At the heart of every philosophy is a set of assumptions or conclusions on the nature of human beings and what guides their thoughts and behaviors. It is perhaps too simplistic to dichotomize views on human nature, but as part of my own general view on humanity I understand that we understand our world through categorization, so on some level lines must be drawn, even on things which may not have a clear delineation of one position to the next.
Typically, discussions of human nature revolve around whether we are “good” or “bad” by nature; that we are an inherently moral race is posited by both of these positions. In one (what I would call a humanist position), humans are a beneficent race, perverted by unfortunate situations, and in the other (a position held by many of the inheritors of the Abrahamic tradition) humans are depraved, able to move beyond their sinful nature only through a powerful moral will or the assistance of God. However, when applying these to the task of organizing human action, either through government or markets, we find them lacking, especially since the proponents of each of these simplifications tend to be lumped into political organizations with the opposite application thereof. Humanists, who believe in a fundamentally “good” man (you may, as I have, heard again and again of having “faith” in humanity), tend to be concentrated in socialist-leaning political parties (the American Democrat party, for instance) which use their political power to restrict man, disallowing him to be free and good. Religious types, who believe in a fundamentally “bad” humanity tend to be concentrated in liberal-leaning political parties (the American Republican party), which allow man to be freely bad.

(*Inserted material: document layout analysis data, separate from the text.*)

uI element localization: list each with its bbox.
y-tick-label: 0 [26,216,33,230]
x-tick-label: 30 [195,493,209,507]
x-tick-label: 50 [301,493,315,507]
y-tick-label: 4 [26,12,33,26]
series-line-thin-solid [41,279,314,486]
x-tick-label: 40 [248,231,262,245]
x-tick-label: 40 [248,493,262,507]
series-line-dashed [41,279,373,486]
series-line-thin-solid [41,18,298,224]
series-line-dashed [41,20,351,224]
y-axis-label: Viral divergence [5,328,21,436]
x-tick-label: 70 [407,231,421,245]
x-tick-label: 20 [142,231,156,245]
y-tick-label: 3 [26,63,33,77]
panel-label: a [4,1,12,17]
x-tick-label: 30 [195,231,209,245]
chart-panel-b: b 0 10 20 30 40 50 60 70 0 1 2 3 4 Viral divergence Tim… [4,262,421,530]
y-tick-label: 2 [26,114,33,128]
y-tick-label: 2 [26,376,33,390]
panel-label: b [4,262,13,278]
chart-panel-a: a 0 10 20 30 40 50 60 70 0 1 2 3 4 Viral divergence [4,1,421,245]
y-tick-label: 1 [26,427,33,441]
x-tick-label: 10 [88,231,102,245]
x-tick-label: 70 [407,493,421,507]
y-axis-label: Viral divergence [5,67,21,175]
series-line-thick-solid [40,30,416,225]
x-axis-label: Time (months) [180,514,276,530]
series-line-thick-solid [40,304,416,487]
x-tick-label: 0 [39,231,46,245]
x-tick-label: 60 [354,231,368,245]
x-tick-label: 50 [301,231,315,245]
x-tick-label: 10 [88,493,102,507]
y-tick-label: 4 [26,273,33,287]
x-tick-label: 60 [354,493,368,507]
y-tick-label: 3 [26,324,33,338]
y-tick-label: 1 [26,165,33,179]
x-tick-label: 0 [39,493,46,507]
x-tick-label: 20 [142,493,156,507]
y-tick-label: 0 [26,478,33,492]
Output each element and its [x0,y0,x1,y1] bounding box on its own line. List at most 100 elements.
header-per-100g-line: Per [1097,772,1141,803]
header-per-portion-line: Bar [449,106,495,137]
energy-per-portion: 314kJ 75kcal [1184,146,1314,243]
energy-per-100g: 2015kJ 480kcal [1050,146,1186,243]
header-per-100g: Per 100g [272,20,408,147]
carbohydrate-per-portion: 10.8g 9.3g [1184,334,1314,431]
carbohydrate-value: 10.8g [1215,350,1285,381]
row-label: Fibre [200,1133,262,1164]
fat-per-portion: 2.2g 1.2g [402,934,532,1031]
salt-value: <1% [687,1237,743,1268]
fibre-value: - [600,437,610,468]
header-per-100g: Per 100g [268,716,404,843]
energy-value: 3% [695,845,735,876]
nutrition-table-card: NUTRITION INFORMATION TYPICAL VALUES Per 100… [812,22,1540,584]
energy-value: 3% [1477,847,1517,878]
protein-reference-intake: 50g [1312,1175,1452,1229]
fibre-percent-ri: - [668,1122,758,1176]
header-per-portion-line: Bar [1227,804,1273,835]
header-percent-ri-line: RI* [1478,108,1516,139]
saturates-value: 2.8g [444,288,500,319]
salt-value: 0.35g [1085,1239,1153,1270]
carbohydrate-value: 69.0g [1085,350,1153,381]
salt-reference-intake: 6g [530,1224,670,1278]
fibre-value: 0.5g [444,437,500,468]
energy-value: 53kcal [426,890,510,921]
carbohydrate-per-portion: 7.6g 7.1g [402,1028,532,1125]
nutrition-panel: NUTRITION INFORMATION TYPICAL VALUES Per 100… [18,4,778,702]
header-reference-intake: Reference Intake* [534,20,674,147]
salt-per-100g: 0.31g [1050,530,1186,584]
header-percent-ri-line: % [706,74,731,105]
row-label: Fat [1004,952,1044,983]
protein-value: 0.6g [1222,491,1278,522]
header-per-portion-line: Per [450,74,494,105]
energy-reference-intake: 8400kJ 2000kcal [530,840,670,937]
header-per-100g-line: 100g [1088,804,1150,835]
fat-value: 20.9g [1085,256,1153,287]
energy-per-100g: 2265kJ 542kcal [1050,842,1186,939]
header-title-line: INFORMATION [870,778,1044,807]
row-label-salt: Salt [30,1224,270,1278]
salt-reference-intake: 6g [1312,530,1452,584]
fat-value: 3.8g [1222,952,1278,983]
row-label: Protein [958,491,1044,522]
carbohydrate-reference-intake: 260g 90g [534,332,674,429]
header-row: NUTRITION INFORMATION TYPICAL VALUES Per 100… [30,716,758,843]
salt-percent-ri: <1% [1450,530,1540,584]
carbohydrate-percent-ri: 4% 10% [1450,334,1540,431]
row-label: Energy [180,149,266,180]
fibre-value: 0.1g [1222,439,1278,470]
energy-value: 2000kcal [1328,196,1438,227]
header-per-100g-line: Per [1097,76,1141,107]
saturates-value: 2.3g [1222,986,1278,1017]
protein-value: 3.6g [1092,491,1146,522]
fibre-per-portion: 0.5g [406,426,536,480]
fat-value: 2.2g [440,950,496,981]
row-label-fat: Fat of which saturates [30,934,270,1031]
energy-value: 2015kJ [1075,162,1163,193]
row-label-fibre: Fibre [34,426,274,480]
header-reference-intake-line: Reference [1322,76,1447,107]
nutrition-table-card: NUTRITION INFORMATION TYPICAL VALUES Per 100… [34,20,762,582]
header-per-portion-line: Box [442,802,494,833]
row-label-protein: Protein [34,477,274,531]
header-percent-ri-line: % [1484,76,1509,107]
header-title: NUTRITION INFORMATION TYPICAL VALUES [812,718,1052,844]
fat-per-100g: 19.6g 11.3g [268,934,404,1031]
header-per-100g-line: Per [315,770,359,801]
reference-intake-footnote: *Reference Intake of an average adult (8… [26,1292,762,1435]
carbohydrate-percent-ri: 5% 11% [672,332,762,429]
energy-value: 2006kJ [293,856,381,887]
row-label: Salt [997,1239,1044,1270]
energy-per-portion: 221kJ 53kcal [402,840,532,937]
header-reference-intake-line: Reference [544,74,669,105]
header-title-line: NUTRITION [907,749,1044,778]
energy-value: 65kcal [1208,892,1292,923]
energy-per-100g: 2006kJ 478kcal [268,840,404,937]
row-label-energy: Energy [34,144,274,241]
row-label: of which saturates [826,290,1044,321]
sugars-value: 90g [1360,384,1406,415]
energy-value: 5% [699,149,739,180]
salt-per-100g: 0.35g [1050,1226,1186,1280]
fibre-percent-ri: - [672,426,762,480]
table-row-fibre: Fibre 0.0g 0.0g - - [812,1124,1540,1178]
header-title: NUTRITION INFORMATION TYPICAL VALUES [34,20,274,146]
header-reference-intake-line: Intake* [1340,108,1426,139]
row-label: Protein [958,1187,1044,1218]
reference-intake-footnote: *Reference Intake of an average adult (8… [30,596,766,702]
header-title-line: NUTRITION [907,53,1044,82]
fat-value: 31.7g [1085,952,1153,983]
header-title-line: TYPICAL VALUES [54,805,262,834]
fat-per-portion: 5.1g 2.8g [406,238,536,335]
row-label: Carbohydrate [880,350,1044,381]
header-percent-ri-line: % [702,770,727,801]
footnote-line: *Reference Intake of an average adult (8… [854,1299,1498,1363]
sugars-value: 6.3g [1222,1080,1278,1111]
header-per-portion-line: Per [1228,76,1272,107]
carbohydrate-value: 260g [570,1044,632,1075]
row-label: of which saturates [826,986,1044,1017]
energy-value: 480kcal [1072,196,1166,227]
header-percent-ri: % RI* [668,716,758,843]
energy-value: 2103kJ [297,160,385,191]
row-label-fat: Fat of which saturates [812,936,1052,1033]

A dichotomy that I find more appealing in this application is explored in Thomas Sowell’s A Conflict of Visions, a thorough categorization and application of political philosophy into two “visions”: the constrained and the unconstrained. In the constrained vision, also referred to by humanities scholars and political philosophers Bruce Thornton and Victor Davis Hanson as man’s “tragic” nature, humans nature is fundamentally flawed, but is also unchanging, so whatever progress man may make technologically or economically, he still remains with the same moral limitations. The constrained man is not necessarily “good” or “bad,” but is essentially incapable of doing good for the human race directly. He is too limited in his moral capabilities, too limited in his understanding of others, and too limited in his skill set to hope to organize or guide the entire race; he must instead be content to guide himself and care for the limited number of people in his life. Likewise when looking at government, the constrained vision recognizes that no policy or government action, since these are essentially human actions, cannot be perfect or perfectible, and so the best any human can hope to create is a prudent trade-off. That, despite whatever he may intend, every action has negative unintended consequences. Those who believe in a tragic world view are skeptical of those in power, understanding that because of man’s limitations he is incapable of making perfect decisions and granting him power over others will only reveal these flaws on a larger scale.
The unconstrained vision does not concede that man’s nature is either flawed or fixed, but that man is capable of evolving morally and is in fact doing so, and also that at some point in the future man’s moral shortcomings will be either severely reduced or eliminated. The unconstrained man, when he is fully rational and reasoning, is fundamentally “good,” and is also likewise capable of doing good directly, either as an individual or through the use of government. The flaws perceived in men are also viewed as the result of a lack of reasoning, education, or rationality, and that so long as man has been educated so as to be fully rational, he will always choose what is morally good. The unconstrained man is also moving forward, improving the state of his countrymen, or perhaps the whole race. He is not content to look upon poverty, disease, and war as inevitable results of man’s flawed nature; instead, he seeks to correct these flaws, hoping for a time in the future of equality and peace. So, when looking at government, the unconstrained man sees a tool for alleviating the flaws he sees, and each policy that takes a step toward fixing the world is viewed as righteous; unintended consequences are not relevant to a decision that is fundamentally the moral choice in his mind. Inevitably some people will be hurt along the way, but those sacrifices are justified in context of what the collective as a whole will be able to achieve. He rejects the age-old saying that “the road to hell is paved with good intentions,” knowing that good intentions and sincerity to the cause are indispensable prerequisites to forging effective policy.
Given these two extremes, we see that those who view mankind as “bad” fit more into the category of the constrained vision, and likewise those who view humanity as “good” fit in the other. The American parities are not perfect expressions of either of these, but when creating a philosophical base for yourself, starting with the assumptions revolving around the nature of human existence is a great place to start. Those who know me best know that I have a very tragic view of man, informed by my practical experience and observations as well as by my religious beliefs. Perhaps in the future I will do some direct application of these to specific issues, showing how my vision of man leads me to my particular conclusions. Until then, question for yourself the nature of our being.